A successful “we” is found at the crossroads of listening, being transparent, and emboldening one another to reach our full potential.

The team at the Scituate Education Foundation recently opted to plan a non-traditional fundraising event called, “Seaside Stories”. As an avid follower of “The Moth Radio Hour”, I love to hear a good story, but I was concerned about the potential for this to work as a fundraiser. I listened closely as each team member walked through the key elements for success: hire professionals to train our local storytellers, develop a strong marketing campaign with very clear messaging, and set a ticket price that would encourage a wide range of attendees. While I was not an expert in theater performances, I was convinced by my team that this aligned well with our mission and would be successful.

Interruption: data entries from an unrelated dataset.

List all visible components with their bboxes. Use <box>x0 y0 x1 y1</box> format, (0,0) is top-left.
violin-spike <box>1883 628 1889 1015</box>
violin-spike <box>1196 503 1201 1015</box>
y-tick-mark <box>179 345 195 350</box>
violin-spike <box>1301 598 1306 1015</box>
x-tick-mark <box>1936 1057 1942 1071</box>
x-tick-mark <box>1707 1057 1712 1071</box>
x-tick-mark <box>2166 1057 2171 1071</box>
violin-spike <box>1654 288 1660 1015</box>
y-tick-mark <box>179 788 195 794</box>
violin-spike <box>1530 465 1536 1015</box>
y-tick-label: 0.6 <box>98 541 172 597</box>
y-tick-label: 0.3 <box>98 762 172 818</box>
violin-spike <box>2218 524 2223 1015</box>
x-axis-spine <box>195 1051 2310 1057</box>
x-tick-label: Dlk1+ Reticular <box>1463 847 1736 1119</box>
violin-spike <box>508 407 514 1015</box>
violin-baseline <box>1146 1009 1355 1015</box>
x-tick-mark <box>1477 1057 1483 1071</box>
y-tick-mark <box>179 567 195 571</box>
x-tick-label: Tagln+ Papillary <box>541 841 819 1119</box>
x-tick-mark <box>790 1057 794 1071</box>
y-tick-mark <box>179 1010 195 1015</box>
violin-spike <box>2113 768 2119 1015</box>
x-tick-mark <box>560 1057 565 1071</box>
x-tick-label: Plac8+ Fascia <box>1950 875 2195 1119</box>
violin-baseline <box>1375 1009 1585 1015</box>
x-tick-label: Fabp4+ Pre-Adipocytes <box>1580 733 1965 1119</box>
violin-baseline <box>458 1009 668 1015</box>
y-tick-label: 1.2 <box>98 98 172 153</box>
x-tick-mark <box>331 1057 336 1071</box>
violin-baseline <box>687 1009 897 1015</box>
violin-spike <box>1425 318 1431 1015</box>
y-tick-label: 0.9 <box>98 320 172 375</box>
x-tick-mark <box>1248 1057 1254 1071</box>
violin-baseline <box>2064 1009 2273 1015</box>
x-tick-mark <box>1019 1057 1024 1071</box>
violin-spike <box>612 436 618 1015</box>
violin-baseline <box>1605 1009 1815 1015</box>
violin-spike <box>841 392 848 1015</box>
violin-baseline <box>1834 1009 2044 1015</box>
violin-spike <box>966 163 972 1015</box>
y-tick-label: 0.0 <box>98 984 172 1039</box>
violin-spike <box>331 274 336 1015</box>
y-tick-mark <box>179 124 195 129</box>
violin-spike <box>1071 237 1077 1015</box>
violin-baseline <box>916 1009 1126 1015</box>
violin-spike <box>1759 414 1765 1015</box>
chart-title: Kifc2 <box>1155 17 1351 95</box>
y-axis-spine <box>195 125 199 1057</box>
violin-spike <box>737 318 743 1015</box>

Being fully transparent in the planning process for Seaside Stories allowed each member of the committee to weigh their skill sets against their availability in the months leading up to the event. As volunteers, each team member was eager to gift their time and talents to benefit the organization knowing they were a valuable part of the production. We were equally transparent as a group about how we would define success: number of tickets sold, performer satisfaction, and audience feedback.

Seaside Stories was ultimately an opportunity to find untapped potential and embolden a new generation of leaders for SEF. When I asked various people to step up and help, not only did I see a collaboration of skills across committees, but also an awakening of people who had previously been behind the scenes with the organization.